An acronym for the “Patient Quality Reporting System,” PQRS is a mechanism by which Medicare providers submit clinical quality and safety information in exchange for incentive payments. Physicians who elect not to participate or are found unsuccessful during the 2013 program year, will receive a 1.5 percent Medicare payment penalty in 2015, and 2 percent Medicare payment penalty every year thereafter.

RAC

An acronym for “Recovery Audit Contractor,” a RAC is a private company that has been contracted by the Centers for Medicare and Medicaid Services to identify and recover fraudulent or mistaken reimbursements to providers. There are four regions of the United States, each with its own RAC  which is authorized to recover money on behalf of the Federal Government. A pilot program between 2005 to 2007 netted nearly $700 million dollars in repayments and the program was made permanent nationwide in 2010.

REC

An acronym for “Regional Extension Center,” a REC is a organization or facility funded by a federal grant from the Office of the National Coordinator for Health Information Technology to provide assistance and resources to providers who want to adopt an EHR and achieve meaningful use but need technical or deployment support to get their system up and running. There are currently 62 RECs in the United States who focus primarily on small and individual practices, practices without sufficient resources, or critical access and public hospitals that serve those without coverage.

Registry

A Registry is a database of clinical data about medical conditions and outcomes that is organized to track a specific subset of the population.
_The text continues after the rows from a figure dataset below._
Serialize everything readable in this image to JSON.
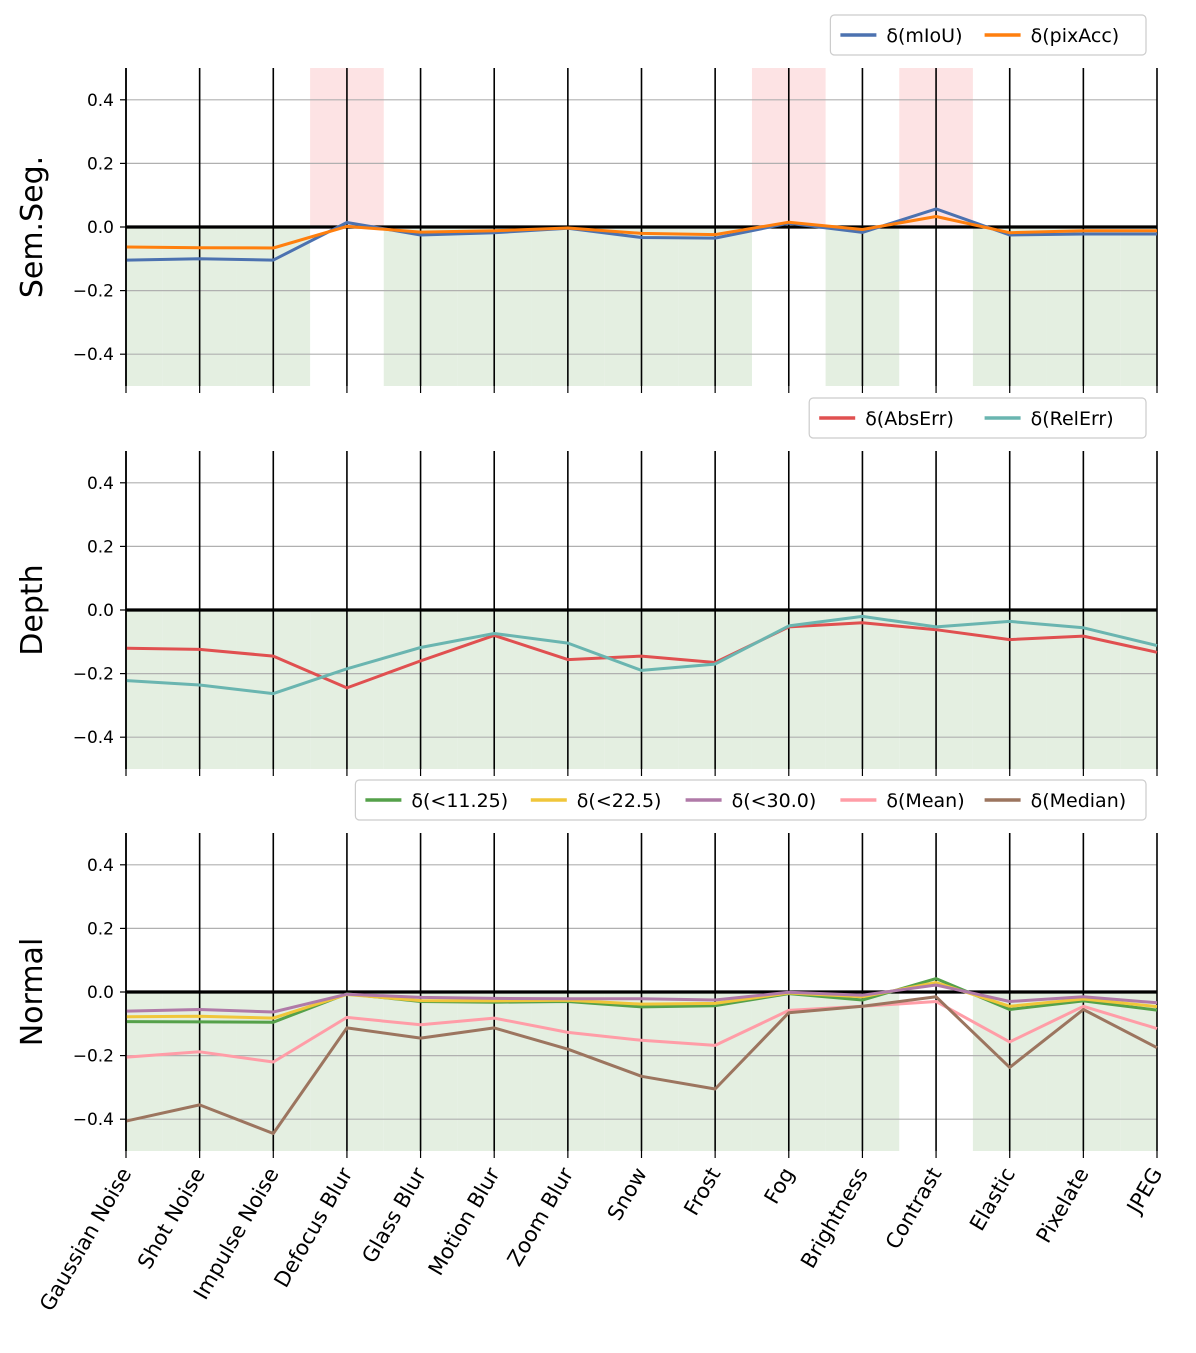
{
  "chart_data": {
    "type": "line",
    "shared_categories": [
      "Gaussian Noise",
      "Shot Noise",
      "Impulse Noise",
      "Defocus Blur",
      "Glass Blur",
      "Motion Blur",
      "Zoom Blur",
      "Snow",
      "Frost",
      "Fog",
      "Brightness",
      "Contrast",
      "Elastic",
      "Pixelate",
      "JPEG"
    ],
    "ytick_labels": [
      "0.4",
      "0.2",
      "0.0",
      "−0.2",
      "−0.4"
    ],
    "ytick_values": [
      0.4,
      0.2,
      0.0,
      -0.2,
      -0.4
    ],
    "ylim": [
      -0.5,
      0.5
    ],
    "grid": true,
    "panels": [
      {
        "ylabel": "Sem.Seg.",
        "legend": {
          "location": "top-right",
          "entries": [
            "δ(mIoU)",
            "δ(pixAcc)"
          ]
        },
        "series": [
          {
            "name": "δ(mIoU)",
            "color": "#4c72b0",
            "values": [
              -0.104,
              -0.1,
              -0.104,
              0.014,
              -0.025,
              -0.018,
              -0.004,
              -0.033,
              -0.035,
              0.012,
              -0.017,
              0.057,
              -0.025,
              -0.022,
              -0.022
            ]
          },
          {
            "name": "δ(pixAcc)",
            "color": "#ff7f0e",
            "values": [
              -0.063,
              -0.065,
              -0.066,
              0.002,
              -0.016,
              -0.012,
              -0.003,
              -0.02,
              -0.024,
              0.015,
              -0.008,
              0.033,
              -0.018,
              -0.012,
              -0.012
            ]
          }
        ],
        "highlights": {
          "red_categories": [
            "Defocus Blur",
            "Fog",
            "Contrast"
          ],
          "green_categories": [
            "Gaussian Noise",
            "Shot Noise",
            "Impulse Noise",
            "Glass Blur",
            "Motion Blur",
            "Zoom Blur",
            "Snow",
            "Frost",
            "Brightness",
            "Elastic",
            "Pixelate",
            "JPEG"
          ]
        }
      },
      {
        "ylabel": "Depth",
        "legend": {
          "location": "top-right",
          "entries": [
            "δ(AbsErr)",
            "δ(RelErr)"
          ]
        },
        "series": [
          {
            "name": "δ(AbsErr)",
            "color": "#e05050",
            "values": [
              -0.12,
              -0.124,
              -0.145,
              -0.245,
              -0.16,
              -0.08,
              -0.156,
              -0.145,
              -0.165,
              -0.053,
              -0.04,
              -0.062,
              -0.093,
              -0.082,
              -0.133
            ]
          },
          {
            "name": "δ(RelErr)",
            "color": "#6ab5b0",
            "values": [
              -0.222,
              -0.236,
              -0.263,
              -0.185,
              -0.118,
              -0.074,
              -0.104,
              -0.19,
              -0.17,
              -0.05,
              -0.02,
              -0.053,
              -0.036,
              -0.056,
              -0.112
            ]
          }
        ],
        "highlights": {
          "red_categories": [],
          "green_categories": [
            "Gaussian Noise",
            "Shot Noise",
            "Impulse Noise",
            "Defocus Blur",
            "Glass Blur",
            "Motion Blur",
            "Zoom Blur",
            "Snow",
            "Frost",
            "Fog",
            "Brightness",
            "Contrast",
            "Elastic",
            "Pixelate",
            "JPEG"
          ]
        }
      },
      {
        "ylabel": "Normal",
        "legend": {
          "location": "top-right",
          "entries": [
            "δ(<11.25)",
            "δ(<22.5)",
            "δ(<30.0)",
            "δ(Mean)",
            "δ(Median)"
          ]
        },
        "series": [
          {
            "name": "δ(<11.25)",
            "color": "#55a14a",
            "values": [
              -0.093,
              -0.094,
              -0.095,
              -0.006,
              -0.03,
              -0.032,
              -0.03,
              -0.047,
              -0.043,
              -0.005,
              -0.025,
              0.042,
              -0.055,
              -0.028,
              -0.057
            ]
          },
          {
            "name": "δ(<22.5)",
            "color": "#f0c63a",
            "values": [
              -0.078,
              -0.076,
              -0.082,
              -0.008,
              -0.027,
              -0.028,
              -0.026,
              -0.038,
              -0.036,
              -0.003,
              -0.015,
              0.03,
              -0.045,
              -0.022,
              -0.046
            ]
          },
          {
            "name": "δ(<30.0)",
            "color": "#b07aa8",
            "values": [
              -0.06,
              -0.055,
              -0.063,
              -0.007,
              -0.017,
              -0.02,
              -0.021,
              -0.021,
              -0.025,
              -0.001,
              -0.01,
              0.022,
              -0.03,
              -0.015,
              -0.034
            ]
          },
          {
            "name": "δ(Mean)",
            "color": "#ff9da7",
            "values": [
              -0.205,
              -0.188,
              -0.22,
              -0.08,
              -0.103,
              -0.082,
              -0.127,
              -0.152,
              -0.168,
              -0.058,
              -0.045,
              -0.03,
              -0.157,
              -0.045,
              -0.115
            ]
          },
          {
            "name": "δ(Median)",
            "color": "#9c755f",
            "values": [
              -0.406,
              -0.355,
              -0.445,
              -0.113,
              -0.145,
              -0.113,
              -0.18,
              -0.265,
              -0.305,
              -0.065,
              -0.045,
              -0.015,
              -0.237,
              -0.055,
              -0.175
            ]
          }
        ],
        "highlights": {
          "red_categories": [],
          "green_categories": [
            "Gaussian Noise",
            "Shot Noise",
            "Impulse Noise",
            "Defocus Blur",
            "Glass Blur",
            "Motion Blur",
            "Zoom Blur",
            "Snow",
            "Frost",
            "Fog",
            "Brightness",
            "Elastic",
            "Pixelate",
            "JPEG"
          ]
        }
      }
    ]
  }
}
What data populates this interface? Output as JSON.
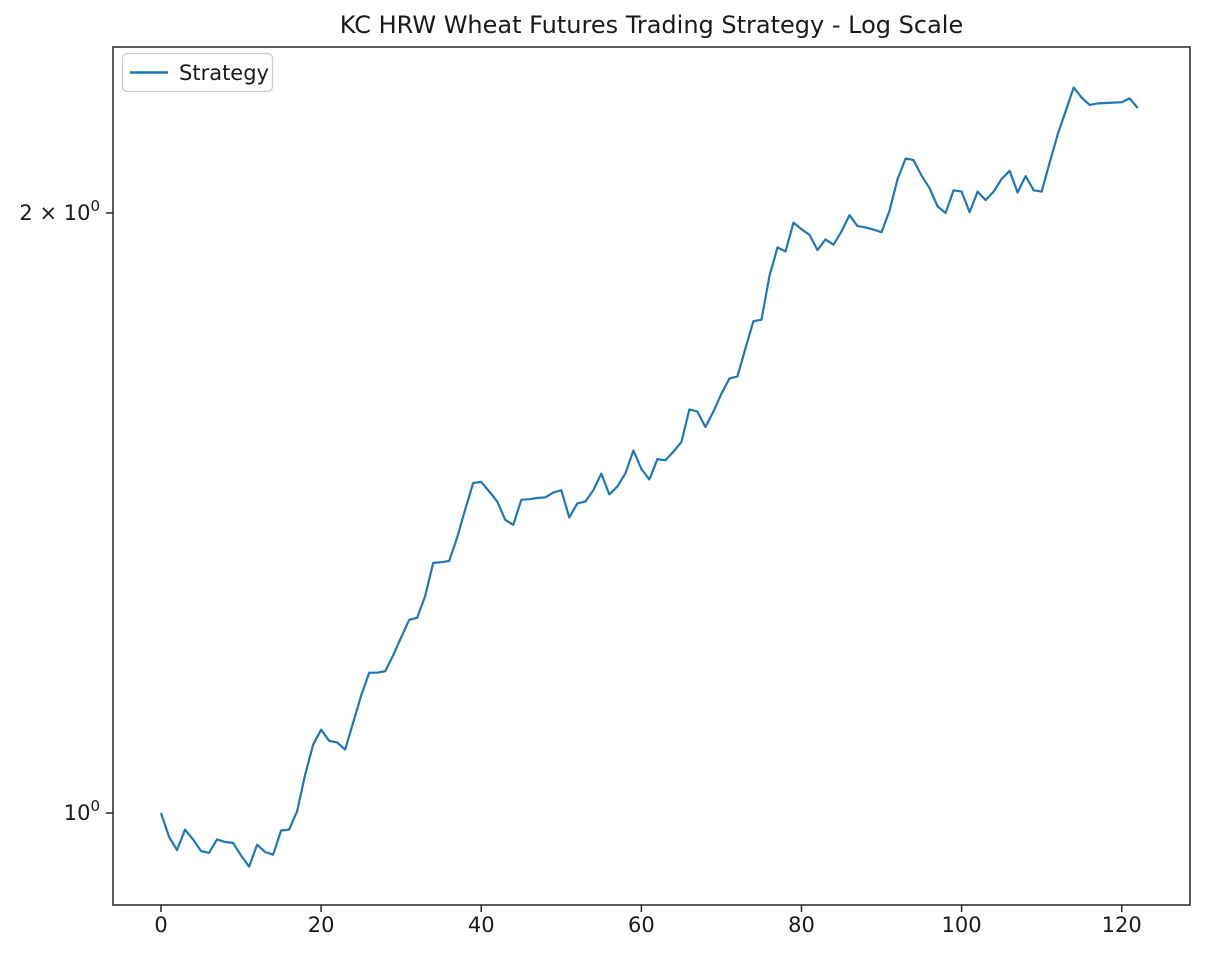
{
  "title": "KC HRW Wheat Futures Trading Strategy - Log Scale",
  "legend": {
    "items": [
      {
        "label": "Strategy",
        "color": "#1f77b4"
      }
    ]
  },
  "colors": {
    "line": "#1f77b4",
    "text": "#1a1a1a",
    "spine": "#262626"
  },
  "chart_data": {
    "type": "line",
    "title": "KC HRW Wheat Futures Trading Strategy - Log Scale",
    "xlabel": "",
    "ylabel": "",
    "yscale": "log",
    "grid": false,
    "legend_position": "upper left",
    "x_start": 0,
    "x_step": 1,
    "n_points": 123,
    "x_ticks": [
      0,
      20,
      40,
      60,
      80,
      100,
      120
    ],
    "y_ticks": [
      {
        "value": 1,
        "prefix": "",
        "base": "10",
        "exp": "0"
      },
      {
        "value": 2,
        "prefix": "2 × ",
        "base": "10",
        "exp": "0"
      }
    ],
    "xlim": [
      -6.0,
      128.5
    ],
    "ylim": [
      0.899,
      2.423
    ],
    "series": [
      {
        "name": "Strategy",
        "values": [
          1.0,
          0.973,
          0.958,
          0.981,
          0.97,
          0.957,
          0.955,
          0.97,
          0.967,
          0.966,
          0.952,
          0.94,
          0.964,
          0.956,
          0.953,
          0.98,
          0.981,
          1.002,
          1.045,
          1.082,
          1.101,
          1.087,
          1.085,
          1.076,
          1.11,
          1.145,
          1.176,
          1.176,
          1.178,
          1.2,
          1.225,
          1.25,
          1.253,
          1.285,
          1.335,
          1.336,
          1.338,
          1.375,
          1.42,
          1.464,
          1.466,
          1.45,
          1.433,
          1.403,
          1.395,
          1.436,
          1.437,
          1.439,
          1.44,
          1.448,
          1.452,
          1.407,
          1.43,
          1.433,
          1.452,
          1.48,
          1.445,
          1.458,
          1.48,
          1.52,
          1.488,
          1.47,
          1.505,
          1.503,
          1.518,
          1.535,
          1.594,
          1.59,
          1.562,
          1.59,
          1.623,
          1.652,
          1.656,
          1.71,
          1.765,
          1.768,
          1.86,
          1.922,
          1.913,
          1.978,
          1.963,
          1.95,
          1.916,
          1.94,
          1.928,
          1.958,
          1.995,
          1.97,
          1.967,
          1.962,
          1.956,
          2.005,
          2.08,
          2.13,
          2.126,
          2.088,
          2.058,
          2.015,
          2.0,
          2.053,
          2.05,
          2.002,
          2.05,
          2.03,
          2.05,
          2.08,
          2.1,
          2.048,
          2.087,
          2.053,
          2.05,
          2.12,
          2.19,
          2.25,
          2.312,
          2.285,
          2.266,
          2.27,
          2.271,
          2.272,
          2.273,
          2.283,
          2.258
        ]
      }
    ]
  }
}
Registries are important to track the efficacy of drugs and treatment, as well as to analyze and identify possible treatment and policy opportunities to improve care. A registry can also be used to report PQRS.

Telehealth

Telehealth is a broad term that describes delivering healthcare and healthcare services through telecommunication technology. Although the terms telehealth and mhealth can be used somewhat interchangeably, “telehealth” tends to focus more on leveraging existing technologies – phone, fax and video conferencing to deliver services over a long distance, or to facilitate communication between providers. Remote evaluation and management and robotics are both examples of care innovations that would fall under the telehealth umbrella.

Value-based Purchasing

Value-based purchasing is a reimbursement model for health care providers that rewards outcomes for patients as opposed to the volume of services provided. Both through increased payments for positive outcomes, and decreased payments for negative ones, value-based purchasing seeks to lower costs by focusing on increasing quality and patient-focus. Accountable Care Organizations and Patient Centered Medical Homes are both examples of delivery systems that rely on value-based purchasing.